Pero de repente él se le resistía, y apartaba ligeramente la cabeza, y luego dijo:
– Clio, ahora no, ahora no. Frena.
Y entonces paró y le sonrió a medias, e incluso a pesar del alcohol y la hierba y su propia ignorancia, Clio lo supo. No la quería, ni ahora ni nunca. La rechazaba, se apartaba como hacían todos, y mirando por encima del hombro vio que la otra chica les miraba desde las rocas, con una expresión divertida. Roja de vergüenza y angustia, se apartó de Josh, se subió las bragas y se fue corriendo, lo más deprisa que pudo, al mar, y se zambulló sin pensar en el coral que le lastimaba los pies, y de haber tenido el valor suficiente habría seguido nadando hasta que no pudieran verla, pero no podía, no podía hacer eso y al final se volvió y le buscó con la mirada en la playa, pero él se había ido y estaba poniéndose en la cola para volver a subir al bote.
Regresaban al puerto. Josh estaba de pie con un grupo de amigos en la proa del barco. Vio que le miraba y la saludó cohibido, y después se volvió a mirar al mar. Una chica se le acercó, le rodeó la cintura, le metió una mano en el bolsillo del pantalón y a Clio le dolió físicamente verlos. Fue como si ahondaran en una herida en su estómago. El regreso se le hizo eterno. Y aquella noche, mientras estaban todos sentados en la playa, sucedió. Un chico, un chico bastante guapo, le preguntó si podía sentarse con ella, le ofreció una bebida y al poco rato empezó a besarla y luego le acarició los pechos, y le metió la mano dentro del pantalón, acariciándole el vello púbico y más adentro. Muy poco rato después, ella le llevó a su cabaña, esforzándose por reírse mucho, esforzándose para que Josh les viera.

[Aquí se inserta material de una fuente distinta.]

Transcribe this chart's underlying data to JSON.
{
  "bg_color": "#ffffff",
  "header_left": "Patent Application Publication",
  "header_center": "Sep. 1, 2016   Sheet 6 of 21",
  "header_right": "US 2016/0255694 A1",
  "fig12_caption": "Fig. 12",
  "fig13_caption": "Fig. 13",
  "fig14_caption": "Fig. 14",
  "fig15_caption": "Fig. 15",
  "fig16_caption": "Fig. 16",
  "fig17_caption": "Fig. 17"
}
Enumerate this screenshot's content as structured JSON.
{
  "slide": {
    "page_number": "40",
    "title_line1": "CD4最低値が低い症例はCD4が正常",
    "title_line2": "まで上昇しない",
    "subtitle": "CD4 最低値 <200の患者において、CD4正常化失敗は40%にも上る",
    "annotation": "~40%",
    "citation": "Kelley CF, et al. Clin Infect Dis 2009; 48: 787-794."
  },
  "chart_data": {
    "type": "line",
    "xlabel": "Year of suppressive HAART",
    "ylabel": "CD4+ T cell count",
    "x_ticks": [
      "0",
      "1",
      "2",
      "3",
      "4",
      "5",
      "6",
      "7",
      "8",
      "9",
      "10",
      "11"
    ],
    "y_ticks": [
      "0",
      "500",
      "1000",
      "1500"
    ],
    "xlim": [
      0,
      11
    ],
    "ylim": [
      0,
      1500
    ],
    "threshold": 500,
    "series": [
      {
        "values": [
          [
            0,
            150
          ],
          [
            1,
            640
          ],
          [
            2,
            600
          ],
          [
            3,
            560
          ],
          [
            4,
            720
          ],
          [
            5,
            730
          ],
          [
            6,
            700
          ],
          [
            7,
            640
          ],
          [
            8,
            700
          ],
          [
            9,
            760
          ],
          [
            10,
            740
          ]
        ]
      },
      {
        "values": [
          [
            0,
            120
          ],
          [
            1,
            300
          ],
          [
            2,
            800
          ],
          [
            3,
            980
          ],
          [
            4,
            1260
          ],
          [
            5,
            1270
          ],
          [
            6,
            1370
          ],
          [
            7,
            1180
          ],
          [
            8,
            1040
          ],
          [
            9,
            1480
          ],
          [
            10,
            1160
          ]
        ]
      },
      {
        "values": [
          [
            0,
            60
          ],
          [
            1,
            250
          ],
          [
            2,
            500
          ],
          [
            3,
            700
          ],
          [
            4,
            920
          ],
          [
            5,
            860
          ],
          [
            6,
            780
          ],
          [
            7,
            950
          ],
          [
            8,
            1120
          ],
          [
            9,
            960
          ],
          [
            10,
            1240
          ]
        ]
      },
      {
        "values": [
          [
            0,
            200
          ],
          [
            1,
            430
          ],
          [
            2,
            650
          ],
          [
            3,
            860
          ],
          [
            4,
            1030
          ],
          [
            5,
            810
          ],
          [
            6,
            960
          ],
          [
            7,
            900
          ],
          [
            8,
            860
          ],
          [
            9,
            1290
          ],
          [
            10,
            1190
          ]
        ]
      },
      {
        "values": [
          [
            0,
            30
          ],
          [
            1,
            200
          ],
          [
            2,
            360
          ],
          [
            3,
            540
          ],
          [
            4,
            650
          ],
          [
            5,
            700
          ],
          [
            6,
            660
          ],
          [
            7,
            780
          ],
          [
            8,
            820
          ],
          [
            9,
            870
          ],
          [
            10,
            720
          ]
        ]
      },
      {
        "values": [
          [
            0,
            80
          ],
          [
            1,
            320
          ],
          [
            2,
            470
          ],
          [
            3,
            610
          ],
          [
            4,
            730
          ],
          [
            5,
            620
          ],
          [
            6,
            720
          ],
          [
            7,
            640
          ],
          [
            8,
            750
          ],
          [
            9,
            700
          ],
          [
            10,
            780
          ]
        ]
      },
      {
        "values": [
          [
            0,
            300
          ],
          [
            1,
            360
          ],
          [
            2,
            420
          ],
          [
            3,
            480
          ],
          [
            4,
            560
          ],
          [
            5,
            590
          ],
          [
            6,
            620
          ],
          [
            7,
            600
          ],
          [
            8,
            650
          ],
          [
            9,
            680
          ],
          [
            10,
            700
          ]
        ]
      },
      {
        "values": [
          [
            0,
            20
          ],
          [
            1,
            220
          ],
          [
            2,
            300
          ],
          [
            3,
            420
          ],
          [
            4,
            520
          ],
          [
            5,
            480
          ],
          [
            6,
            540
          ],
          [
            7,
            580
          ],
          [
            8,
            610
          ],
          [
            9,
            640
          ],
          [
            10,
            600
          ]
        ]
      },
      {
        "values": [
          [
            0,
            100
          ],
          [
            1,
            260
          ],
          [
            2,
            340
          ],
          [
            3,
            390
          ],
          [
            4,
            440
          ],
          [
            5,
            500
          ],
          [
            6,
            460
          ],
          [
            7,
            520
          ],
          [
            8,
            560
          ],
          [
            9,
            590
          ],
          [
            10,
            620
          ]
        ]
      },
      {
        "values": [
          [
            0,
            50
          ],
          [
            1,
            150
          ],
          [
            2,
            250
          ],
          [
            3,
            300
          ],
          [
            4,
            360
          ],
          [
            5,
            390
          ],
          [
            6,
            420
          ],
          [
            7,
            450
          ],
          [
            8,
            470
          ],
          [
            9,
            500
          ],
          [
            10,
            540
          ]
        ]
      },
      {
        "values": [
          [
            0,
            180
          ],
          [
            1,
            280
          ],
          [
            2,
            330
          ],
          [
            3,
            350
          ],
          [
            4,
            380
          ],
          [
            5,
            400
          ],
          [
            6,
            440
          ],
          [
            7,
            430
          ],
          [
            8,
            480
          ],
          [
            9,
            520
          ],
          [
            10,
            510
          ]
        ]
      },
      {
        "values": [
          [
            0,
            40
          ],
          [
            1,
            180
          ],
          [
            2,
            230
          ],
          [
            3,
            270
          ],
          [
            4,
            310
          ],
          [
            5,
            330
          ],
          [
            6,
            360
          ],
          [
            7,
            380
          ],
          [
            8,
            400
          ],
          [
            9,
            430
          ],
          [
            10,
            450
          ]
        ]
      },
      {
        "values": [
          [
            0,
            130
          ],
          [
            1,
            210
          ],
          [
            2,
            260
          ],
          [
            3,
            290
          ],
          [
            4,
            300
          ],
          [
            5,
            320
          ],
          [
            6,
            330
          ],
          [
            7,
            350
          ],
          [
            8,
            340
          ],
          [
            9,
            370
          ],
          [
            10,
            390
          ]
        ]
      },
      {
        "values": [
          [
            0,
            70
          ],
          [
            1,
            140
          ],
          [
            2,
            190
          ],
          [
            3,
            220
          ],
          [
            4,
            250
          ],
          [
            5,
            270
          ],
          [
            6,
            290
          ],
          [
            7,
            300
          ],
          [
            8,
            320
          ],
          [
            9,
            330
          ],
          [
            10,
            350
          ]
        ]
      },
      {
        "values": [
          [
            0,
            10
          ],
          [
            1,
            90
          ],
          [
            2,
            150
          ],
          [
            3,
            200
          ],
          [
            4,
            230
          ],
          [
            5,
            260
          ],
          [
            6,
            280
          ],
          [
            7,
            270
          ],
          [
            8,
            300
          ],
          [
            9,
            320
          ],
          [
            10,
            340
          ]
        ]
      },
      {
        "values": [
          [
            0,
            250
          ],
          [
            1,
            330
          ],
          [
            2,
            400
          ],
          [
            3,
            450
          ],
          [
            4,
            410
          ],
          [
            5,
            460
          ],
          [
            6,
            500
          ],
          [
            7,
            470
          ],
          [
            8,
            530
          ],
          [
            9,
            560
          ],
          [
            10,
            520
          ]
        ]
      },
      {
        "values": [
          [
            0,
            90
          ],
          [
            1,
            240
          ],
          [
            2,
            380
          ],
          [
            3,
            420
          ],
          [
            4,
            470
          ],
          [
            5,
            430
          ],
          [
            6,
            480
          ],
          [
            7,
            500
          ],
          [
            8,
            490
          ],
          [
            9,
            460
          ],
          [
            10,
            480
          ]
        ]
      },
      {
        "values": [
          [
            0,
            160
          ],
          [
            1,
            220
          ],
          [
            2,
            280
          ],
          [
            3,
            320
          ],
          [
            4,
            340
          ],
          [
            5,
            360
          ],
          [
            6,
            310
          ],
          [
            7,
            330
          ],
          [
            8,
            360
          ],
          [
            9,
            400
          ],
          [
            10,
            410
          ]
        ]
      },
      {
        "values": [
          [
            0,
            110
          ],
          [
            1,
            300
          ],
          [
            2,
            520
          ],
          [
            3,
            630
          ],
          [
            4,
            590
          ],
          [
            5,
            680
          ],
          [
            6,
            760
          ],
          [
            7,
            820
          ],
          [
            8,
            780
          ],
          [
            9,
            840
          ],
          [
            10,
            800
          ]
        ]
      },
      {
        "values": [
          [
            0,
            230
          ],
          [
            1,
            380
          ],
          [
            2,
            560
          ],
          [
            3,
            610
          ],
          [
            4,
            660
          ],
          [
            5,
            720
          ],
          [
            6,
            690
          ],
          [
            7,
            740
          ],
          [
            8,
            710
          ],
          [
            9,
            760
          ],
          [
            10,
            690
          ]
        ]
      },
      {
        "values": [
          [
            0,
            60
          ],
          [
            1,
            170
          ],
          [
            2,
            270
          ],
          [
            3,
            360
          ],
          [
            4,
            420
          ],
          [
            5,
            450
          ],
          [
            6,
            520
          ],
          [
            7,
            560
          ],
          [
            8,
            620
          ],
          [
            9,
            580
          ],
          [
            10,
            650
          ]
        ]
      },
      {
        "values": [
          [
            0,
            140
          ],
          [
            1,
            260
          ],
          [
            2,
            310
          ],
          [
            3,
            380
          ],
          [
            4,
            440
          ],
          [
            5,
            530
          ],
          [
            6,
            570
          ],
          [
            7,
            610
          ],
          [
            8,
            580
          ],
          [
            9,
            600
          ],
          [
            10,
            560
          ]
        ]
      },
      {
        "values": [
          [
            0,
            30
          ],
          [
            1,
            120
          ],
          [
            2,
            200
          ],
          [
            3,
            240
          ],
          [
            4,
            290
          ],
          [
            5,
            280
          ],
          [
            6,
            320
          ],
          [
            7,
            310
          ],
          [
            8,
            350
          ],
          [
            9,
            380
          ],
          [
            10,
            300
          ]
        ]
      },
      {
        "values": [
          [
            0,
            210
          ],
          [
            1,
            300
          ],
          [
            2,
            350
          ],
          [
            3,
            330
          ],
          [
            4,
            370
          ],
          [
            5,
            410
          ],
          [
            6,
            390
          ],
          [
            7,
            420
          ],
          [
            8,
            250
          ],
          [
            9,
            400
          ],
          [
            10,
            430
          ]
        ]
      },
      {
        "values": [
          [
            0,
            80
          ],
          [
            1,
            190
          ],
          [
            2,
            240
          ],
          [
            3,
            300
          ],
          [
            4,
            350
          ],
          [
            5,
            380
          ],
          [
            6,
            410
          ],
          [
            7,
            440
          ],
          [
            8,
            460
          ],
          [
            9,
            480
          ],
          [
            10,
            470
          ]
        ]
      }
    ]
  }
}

Y una pequeña parte de su humillación y sensación de insignificancia desaparecieron.
No fue una buena experiencia. El chico la penetró demasiado rápidamente, y le dolió mucho, pero se sintió curada y reivindicada y menos humillada, todo al mismo tiempo, y esperó contra toda probabilidad que Josh se diera cuenta de que alguien sí la quería, y que estuviera solo en la playa y en el bote y en toda Tailandia, por ser lo bastante idiota de haberla rechazado.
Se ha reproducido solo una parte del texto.